El caso es que, preocupados como parece que estamos todos, en la importancia que tiene que la confianza sea un valor en nuestras organizaciones, no parece sin embargo que trabajemos en el camino adecuado para conseguirlo, más bien diría que todo lo contrario y que, probablemente sin ser conscientes de ello, hemos contribuido en los últimos tiempos en convertir la eficiencia en el opio de muchas personas que tras tanto tiempo buscándola ahora no son capaces de reflexionar en algún sentido diferente.

Yo no sé ustedes pero yo si creo que hoy más que hace algunos años el lugar de trabajo puede ser un lugar traicionero,  donde los peligros no vienen ya sólo del exterior, la falta de confianza y la ausencia de una colaboración abierta, acelera y fomenta cautelas y precauciones que, al menos en mi experiencia, hace algunos años eran menos evidentes. Hoy, la información se vuelve poderosa y las personas exigen que la transparencia sea algo más que decir la verdad, se exige una “transparencia activa” y constante que de respuesta a la incertidumbre que todos vivimos.

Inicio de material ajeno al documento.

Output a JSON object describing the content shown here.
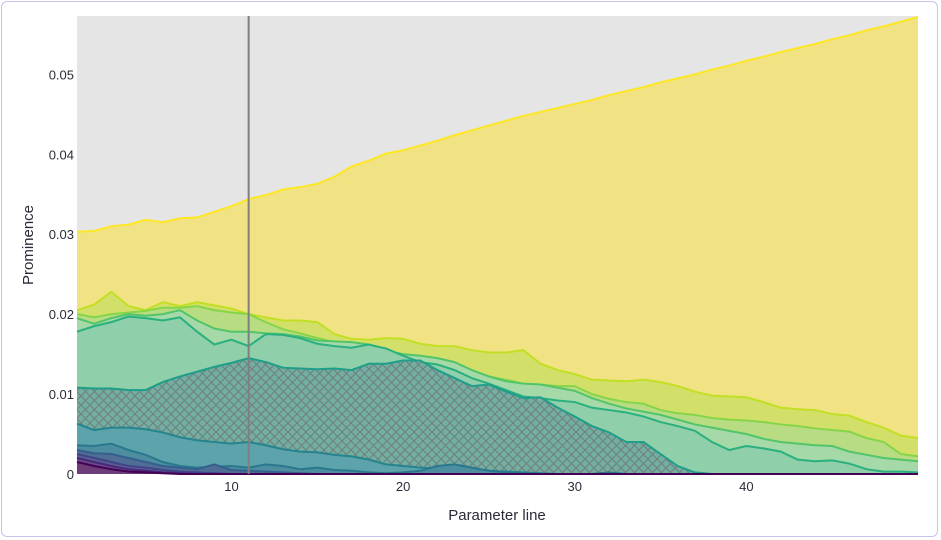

Cuando los managers no son transparentes en su actuación -incluyendo aceptar su responsabilidad con las personas que dirigen- pretender obtener compromiso y confianza en el lugar de trabajo es mucho más duro que simplemente dar órdenes o incentivar actuaciones mediante el pago de bonos o complementos. La confianza ha sufrido mucho en estos últimos años en el mundo laboral, …”me podrán engañar con el dinero pero no con el trabajo” ” si me engañan una vez será su culpa, si me engañan dos veces será mi culpa”, frases  y comentarios como estos están al orden del día en muchos centros de trabajo durante mucho tiempo del año.

Sabemos que la confianza ayuda a calmar los temores y la incertidumbre. Si me permiten la confianza es a las relaciones de trabajo lo que la falta de sal es una sopa o en un guiso, cuando está ausente cualquier paladar es capaz de percibirlo. En este momento nuestro guiso laboral está demasiado soso, tenemos que echarle algo de sal, algo más de confianza. La conducta humana es la fuente de la confianza y por lo tanto es y será en las organizaciones la moneda de cambio en las distintas transacciones que en ellas se producen entre seres humanos. Cómo podemos hablar de confianza en los mercados, de confianza en el mundo de los negocios, de confianza a nivel macro, si antes no hemos sido capaces de generar esa confianza a nivel micro, a nivel de nuestras relaciones laborales, personales e internas en la organización, en el día a día, en el cara a cara.

En la deriva individualista de la que venimos se aconsejaba perspicazmente que en la ausencia de algo predecible se debía actuar con mayor precaución si cabe para obtener el éxito, yo añadiría que ya hay evidencias suficientes para afirmar que sólo si somos capaces además de inspirar confianza a nuestro alrededor y en nuestra actuación diaria se podrá generar prosperidad en nuestras organizaciones y en nuestros países de forma duradera y sostenible.

Finalmente, les dejo 4 acciones que le ayudarán a inspirar confianza en su entorno de trabajo y que, por todos sabidas, por muy pocos conseguidas:

  • Escuche a sus colaboradores, jefes y empleados y trate de entender sus preocupaciones.
  • Dele acción a sus palabras, haga lo que dice y diga lo que hace.
  • Elija seguir los compromisos antes que seguir las reglas.
  • Anime a quien está a su alrededor a compartir y argumentar sus ideas.